Opportunity to end US lethal injections

Abolition

on 15 November 2007

“Excessive bail shall not be required, nor excessive fines imposed, nor cruel and unusual punishments inflicted”: the Eighth Amendment to the US Constitution has been crucial in securing the current de facto moratorium on executions in the country.
On October 30, the Supreme Court stayed the execution of Earl W. Berry just before he was scheduled to receive a lethal injection in Mississippi. This is an indication that it will block all executions until it has examined the questions raised by two other death row inmates, Ralph Baze and Thomas C. Bowling, about the consitutionality of the lethal injection method – the only mandatory one in the US.
The lawyers for the two Kentucky men argue that “the chemicals or procedures used in lethal injections constitute cruel and unusual punishment in violation of the Eighth Amendment to the United States Constitution“.
Although they are not challenging the legitimacy of capital punishment itself, they have given American abolitionists a new opening to bring the death penalty under scrutiny.
Vendla Meyer, a member of Amnesty International and ECPM, said: “The hearings at the US Supreme Court in January will bring to public notice exactly what happens during a lethal injection. There will presumably be doctors, scientific experts, prison officials, witnesses from up and down the country. The slapdash methods presently applied in different states, the secretive protocols ineptly carried out will come to light.
Even if the case does not lead the Supreme Court to ban lethal injections, it is an opportunity to expose the gruesome reality of capital punishment. This is crucial in the US where, according to Vendla Meyer, people support the death penalty “because they view it as an abstract issue“.
Jonathan Groner, a surgeon at Nationwide Children’s Hospital in Colombus, Ohio and anti-lethal injection campaigner, also hopes that “people will realise that during this de facto moratorium, the crime rate does not rise“.
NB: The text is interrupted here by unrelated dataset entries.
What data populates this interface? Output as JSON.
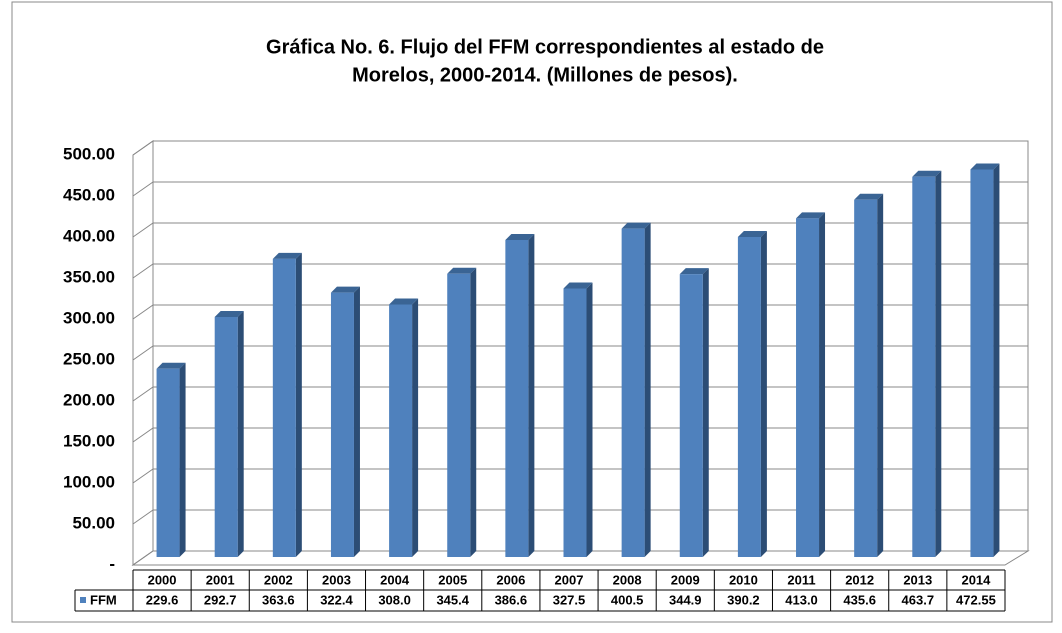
{
  "chart_data": {
    "type": "bar",
    "title": "Gráfica No. 6. Flujo del FFM correspondientes al estado de",
    "subtitle": "Morelos, 2000-2014. (Millones de pesos).",
    "categories": [
      "2000",
      "2001",
      "2002",
      "2003",
      "2004",
      "2005",
      "2006",
      "2007",
      "2008",
      "2009",
      "2010",
      "2011",
      "2012",
      "2013",
      "2014"
    ],
    "series": [
      {
        "name": "FFM",
        "color": "#4f81bd",
        "values": [
          229.6,
          292.7,
          363.6,
          322.4,
          308,
          345.4,
          386.6,
          327.5,
          400.5,
          344.9,
          390.2,
          413,
          435.6,
          463.7,
          472.55
        ],
        "value_labels": [
          "229.6",
          "292.7",
          "363.6",
          "322.4",
          "308.0",
          "345.4",
          "386.6",
          "327.5",
          "400.5",
          "344.9",
          "390.2",
          "413.0",
          "435.6",
          "463.7",
          "472.55"
        ]
      }
    ],
    "ylim": [
      0,
      500
    ],
    "yticks": [
      {
        "value": 0,
        "label": "-"
      },
      {
        "value": 50,
        "label": "50.00"
      },
      {
        "value": 100,
        "label": "100.00"
      },
      {
        "value": 150,
        "label": "150.00"
      },
      {
        "value": 200,
        "label": "200.00"
      },
      {
        "value": 250,
        "label": "250.00"
      },
      {
        "value": 300,
        "label": "300.00"
      },
      {
        "value": 350,
        "label": "350.00"
      },
      {
        "value": 400,
        "label": "400.00"
      },
      {
        "value": 450,
        "label": "450.00"
      },
      {
        "value": 500,
        "label": "500.00"
      }
    ],
    "grid": true
  }
}
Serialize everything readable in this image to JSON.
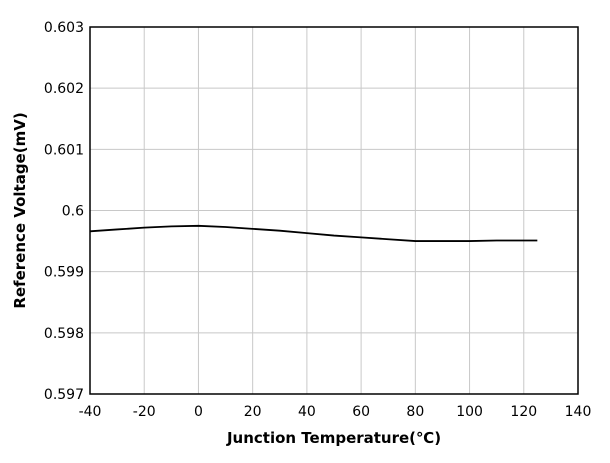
{
  "chart_data": {
    "type": "line",
    "title": "",
    "xlabel": "Junction Temperature(℃)",
    "ylabel": "Reference Voltage(mV)",
    "xlim": [
      -40,
      140
    ],
    "ylim": [
      0.597,
      0.603
    ],
    "x_ticks": [
      -40,
      -20,
      0,
      20,
      40,
      60,
      80,
      100,
      120,
      140
    ],
    "x_tick_labels": [
      "-40",
      "-20",
      "0",
      "20",
      "40",
      "60",
      "80",
      "100",
      "120",
      "140"
    ],
    "y_ticks": [
      0.597,
      0.598,
      0.599,
      0.6,
      0.601,
      0.602,
      0.603
    ],
    "y_tick_labels": [
      "0.597",
      "0.598",
      "0.599",
      "0.6",
      "0.601",
      "0.602",
      "0.603"
    ],
    "grid": true,
    "line_color": "#000000",
    "grid_color": "#c8c8c8",
    "series": [
      {
        "x": [
          -40,
          -30,
          -20,
          -10,
          0,
          10,
          20,
          30,
          40,
          50,
          60,
          70,
          80,
          90,
          100,
          110,
          125
        ],
        "values": [
          0.59966,
          0.59969,
          0.59972,
          0.59974,
          0.59975,
          0.59973,
          0.5997,
          0.59967,
          0.59963,
          0.59959,
          0.59956,
          0.59953,
          0.5995,
          0.5995,
          0.5995,
          0.59951,
          0.59951
        ]
      }
    ]
  }
}
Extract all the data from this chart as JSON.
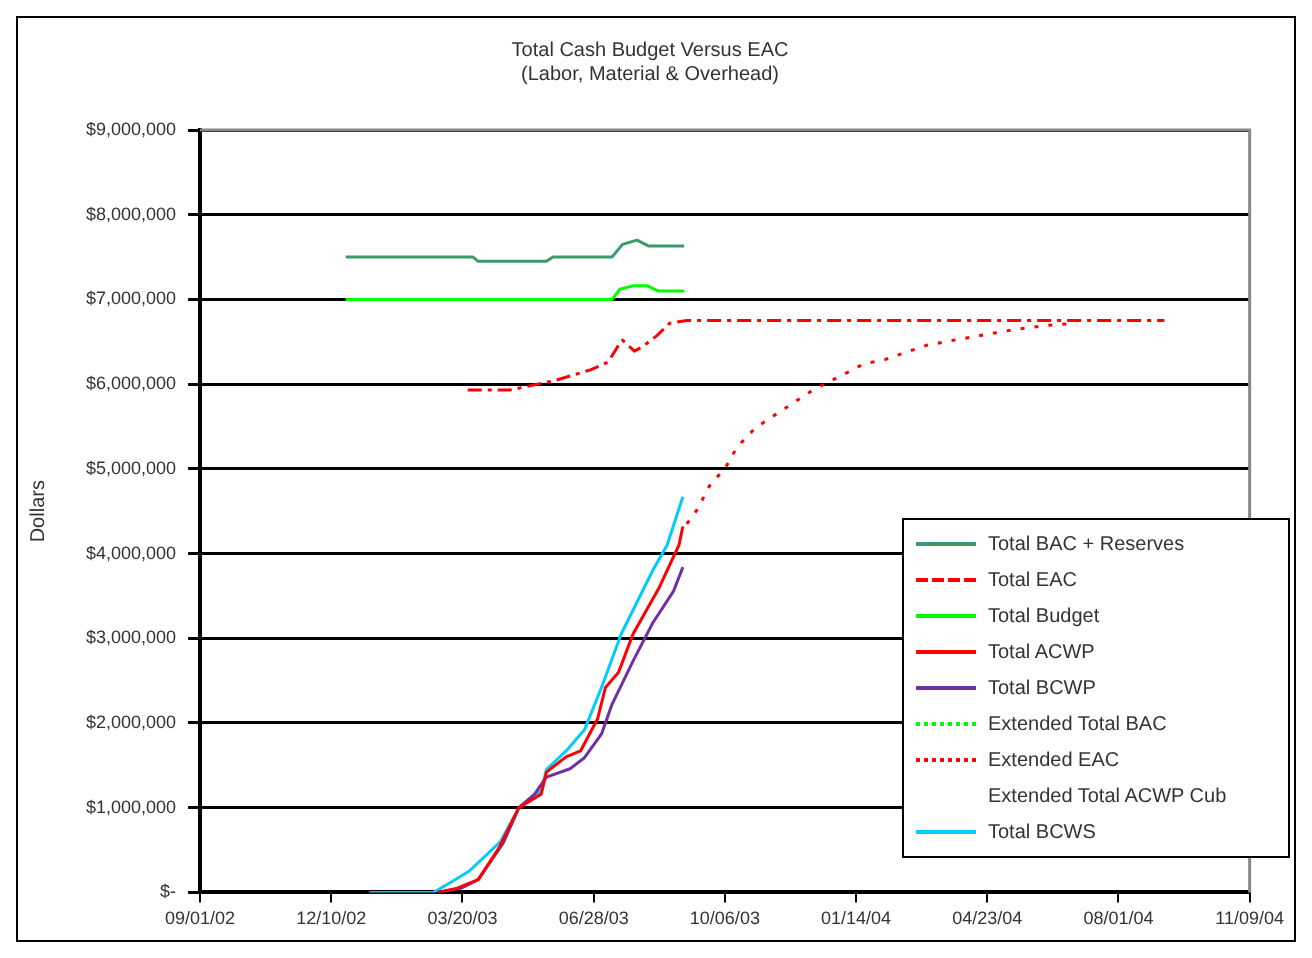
{
  "chart_data": {
    "type": "line",
    "title": "Total Cash Budget Versus EAC",
    "subtitle": "(Labor, Material & Overhead)",
    "ylabel": "Dollars",
    "xlim": [
      "2002-09-01",
      "2004-11-09"
    ],
    "xticks": [
      {
        "value": "2002-09-01",
        "label": "09/01/02"
      },
      {
        "value": "2002-12-10",
        "label": "12/10/02"
      },
      {
        "value": "2003-03-20",
        "label": "03/20/03"
      },
      {
        "value": "2003-06-28",
        "label": "06/28/03"
      },
      {
        "value": "2003-10-06",
        "label": "10/06/03"
      },
      {
        "value": "2004-01-14",
        "label": "01/14/04"
      },
      {
        "value": "2004-04-23",
        "label": "04/23/04"
      },
      {
        "value": "2004-08-01",
        "label": "08/01/04"
      },
      {
        "value": "2004-11-09",
        "label": "11/09/04"
      }
    ],
    "ylim": [
      0,
      9000000
    ],
    "yticks": [
      {
        "value": 0,
        "label": "$-"
      },
      {
        "value": 1000000,
        "label": "$1,000,000"
      },
      {
        "value": 2000000,
        "label": "$2,000,000"
      },
      {
        "value": 3000000,
        "label": "$3,000,000"
      },
      {
        "value": 4000000,
        "label": "$4,000,000"
      },
      {
        "value": 5000000,
        "label": "$5,000,000"
      },
      {
        "value": 6000000,
        "label": "$6,000,000"
      },
      {
        "value": 7000000,
        "label": "$7,000,000"
      },
      {
        "value": 8000000,
        "label": "$8,000,000"
      },
      {
        "value": 9000000,
        "label": "$9,000,000"
      }
    ],
    "grid": "y",
    "legend": "right",
    "marker": "none",
    "series": [
      {
        "name": "Total BAC + Reserves",
        "color": "#3a9a6a",
        "x": [
          "2002-12-21",
          "2003-03-28",
          "2003-04-01",
          "2003-05-23",
          "2003-05-28",
          "2003-07-12",
          "2003-07-20",
          "2003-07-31",
          "2003-08-09",
          "2003-09-05"
        ],
        "values": [
          7500000,
          7500000,
          7450000,
          7450000,
          7500000,
          7500000,
          7650000,
          7700000,
          7630000,
          7630000
        ]
      },
      {
        "name": "Total EAC",
        "color": "#ff0000",
        "line_style": "dashed",
        "x": [
          "2003-03-24",
          "2003-04-25",
          "2003-05-29",
          "2003-06-26",
          "2003-07-09",
          "2003-07-17",
          "2003-07-20",
          "2003-07-29",
          "2003-08-04",
          "2003-08-15",
          "2003-08-25",
          "2003-09-07",
          "2004-09-05"
        ],
        "values": [
          5930000,
          5930000,
          6040000,
          6170000,
          6260000,
          6460000,
          6520000,
          6390000,
          6440000,
          6570000,
          6720000,
          6750000,
          6750000
        ]
      },
      {
        "name": "Total Budget",
        "color": "#00ff00",
        "x": [
          "2002-12-21",
          "2003-07-12",
          "2003-07-18",
          "2003-07-28",
          "2003-08-08",
          "2003-08-16",
          "2003-09-05"
        ],
        "values": [
          7000000,
          7000000,
          7120000,
          7160000,
          7160000,
          7100000,
          7100000
        ]
      },
      {
        "name": "Total ACWP",
        "color": "#ff0000",
        "x": [
          "2003-03-01",
          "2003-03-16",
          "2003-04-01",
          "2003-04-17",
          "2003-05-02",
          "2003-05-19",
          "2003-05-23",
          "2003-06-07",
          "2003-06-18",
          "2003-07-01",
          "2003-07-07",
          "2003-07-17",
          "2003-07-28",
          "2003-08-17",
          "2003-09-01",
          "2003-09-04"
        ],
        "values": [
          0,
          50000,
          150000,
          530000,
          1000000,
          1160000,
          1420000,
          1600000,
          1670000,
          2050000,
          2420000,
          2600000,
          3050000,
          3600000,
          4100000,
          4320000
        ]
      },
      {
        "name": "Total BCWP",
        "color": "#7030a0",
        "x": [
          "2003-03-01",
          "2003-03-19",
          "2003-04-01",
          "2003-04-20",
          "2003-05-02",
          "2003-05-14",
          "2003-05-23",
          "2003-06-10",
          "2003-06-21",
          "2003-07-04",
          "2003-07-12",
          "2003-07-28",
          "2003-08-12",
          "2003-08-28",
          "2003-09-04"
        ],
        "values": [
          0,
          50000,
          150000,
          580000,
          1000000,
          1160000,
          1360000,
          1460000,
          1590000,
          1870000,
          2220000,
          2730000,
          3180000,
          3560000,
          3840000
        ]
      },
      {
        "name": "Extended Total BAC",
        "color": "#00ff00",
        "line_style": "dotted"
      },
      {
        "name": "Extended EAC",
        "color": "#ff0000",
        "line_style": "dotted",
        "x": [
          "2003-09-07",
          "2003-09-15",
          "2003-09-25",
          "2003-10-06",
          "2003-10-15",
          "2003-10-29",
          "2003-12-12",
          "2004-01-14",
          "2004-01-20",
          "2004-02-05",
          "2004-03-08",
          "2004-03-29",
          "2004-05-12",
          "2004-06-05",
          "2004-06-30"
        ],
        "values": [
          4350000,
          4520000,
          4820000,
          5000000,
          5250000,
          5480000,
          5930000,
          6190000,
          6240000,
          6290000,
          6460000,
          6520000,
          6640000,
          6690000,
          6720000
        ]
      },
      {
        "name": "Extended Total ACWP Cub"
      },
      {
        "name": "Total BCWS",
        "color": "#00ccff",
        "x": [
          "2003-01-08",
          "2003-02-26",
          "2003-03-09",
          "2003-03-25",
          "2003-04-18",
          "2003-05-02",
          "2003-05-19",
          "2003-05-23",
          "2003-06-07",
          "2003-06-21",
          "2003-07-04",
          "2003-07-19",
          "2003-08-12",
          "2003-08-23",
          "2003-09-04"
        ],
        "values": [
          0,
          0,
          100000,
          250000,
          600000,
          1000000,
          1200000,
          1450000,
          1670000,
          1920000,
          2420000,
          3050000,
          3800000,
          4100000,
          4670000
        ]
      }
    ]
  }
}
Medics should “stay away” from execution rooms
As a physician, he thinks that medics could do a lot to help bring about the end of lethal injections.
A doctor’s presence is always required to perform an execution, if anything else to pronounce the person dead. “There is no need to protest, if we just stayed away, there would be no executions in the US“, Jonathan Groner said.
Physicians, who take a personal oath to heal and not to kill when they enter the profession, are also requested by their professional organisations to refuse participation in executions. The International Council of Nurses even urges its members to “lobby for the abolition of the death penalty“.
However, Jonathan Groner has noticed that most American medics are not aware of those guidelines. “There is a need for a wide campaign to publicise them, and for peer pressure to make sure that no doctors, no nurses take part in executions“, he said.
He cited the case of a surgeon in Missouri who assisted in many executions and whose name was made public. “They could not find anyone to replace him“, he said. In California, professionnal organisations have publicly called on their members to stay away from execution rooms.
Jonathan Groner also criticised the participation of doctors in the elaboration of so-called “humane” execution protocols. “If you go back in history, the Nazis got doctors involved to execute physically and mentally disabled citizens, the guillotine was developed to kill people more “humanely”… But those methods were used inhumanely: they were an excuse for the execution of people who should not have been executed.